Notifications Overview
Avi Vantage aggressively monitors system health, which is tracked via events or metrics. Over 500 data points for the system and virtual services are analyzed continually by alert configurations, which create alerts.
These alerts may be used for a number of purposes such as system automation. An important action for a newly generated alert is to notify an administrator of the issue. All notifications to external systems are sent from one or more of the Avi Controllers, not from the Avi Service Engines.
Notifications may take the form of:
- Local notifications
- Syslog
- SNMP traps
See the Alerts Overview for a broader view of how the alerts and notification system intersect. Refer to this article to learn how to configure notifications via the UI.
Local Notifications
Alerts are logged and made visible on the Operations > Alerts > All Alerts page, which displays all current alerts across the system. Alert lists on UI pages focusing on Service Engines, virtual services, and pools show only the alerts relevant to the particular object.
Local notifications are marked by the alert action with an alert priority, which provides an informative mechanism for categorizing the alerts. While high severity alerts are more important medium or low alerts, there is no functional difference between them as far as the notifications are concerned. The color in the GUI will reflect the severity only.
The alert actions object determines which types of notifications will be generated for a new alert. This object does not explicitly call out notifications logged to Avi Vantage’s internal database, though it does have an option to deactivate them via the Only Generate External Alerts checkbox.
Syslog Notifications
Syslog messages may be sent to one or more syslog servers. Communication is non-encrypted via UDP, using a customizable port. According to RFC 5426, syslog receivers must support accepting syslog datagrams on the well-known port 514 (Avi Vantage’s default), but may be configurable to listen on a different port.
Configuring syslog notifications pushes alerts to syslog servers. It does not export Avi Vantage’s virtual service logs. These may be pulled from an external logging system via the API, or may be scripted to push from the Avi Controller to a remote log system.
Email Notifications
Alert Actions may be configured to send alerts to administrators via email.

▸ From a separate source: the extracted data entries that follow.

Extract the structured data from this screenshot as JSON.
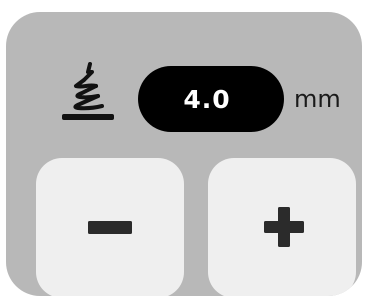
{
  "presser_foot": {
    "icon": "presser-foot-pressure-icon",
    "value": "4.0",
    "unit": "mm"
  },
  "controls": {
    "decrease_icon": "minus-icon",
    "increase_icon": "plus-icon"
  },
  "colors": {
    "panel_background": "#b8b8b8",
    "value_pill": "#000000",
    "value_text": "#ffffff",
    "button_background": "#efefef",
    "button_symbol": "#2b2b2b"
  }
}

These emails could be sent directly to administrators or to reporting systems that accept email. Either option requires the Avi Controller to have a valid DNS configured and a default gateway or route configured so it can resolve the destination mail server and properly forward the messages. Information regarding the SMTP server and the sender must be configured in the Administration > Settings > Email/SMTP page before email notifications can be sent. The timestamp used within the alert notification e-mails will be based on UTC by default. A different timezone to use for these timestamps can be configured in the global email/SMTP settings via the CLI. See Time zone for e-mail Alert Notifications.
SNMP Trap Notifications
Alerts may be sent via SNMP traps using SNMP v2c. Multiple trap servers may be defined.
Configuring SNMP traps is exclusively for sending alerts to an SNMP trap server, not for configuring how SNMP would poll Avi Vantage SNMP OIDs.
Traps are sent from the Controller cluster leader, but the leadership role can move to either follower Controller after a failure. Consequently, the external SNMP server should be configured to allow traffic from any one of the three Controllers in the cluster, i.e., all three addresses should be in the SNMP server’s allowed-access list. The firewall rules should be configured to allow UDP traffic destined to port 162 on the SNMP trap server from any of the three cluster member’s IP addresses.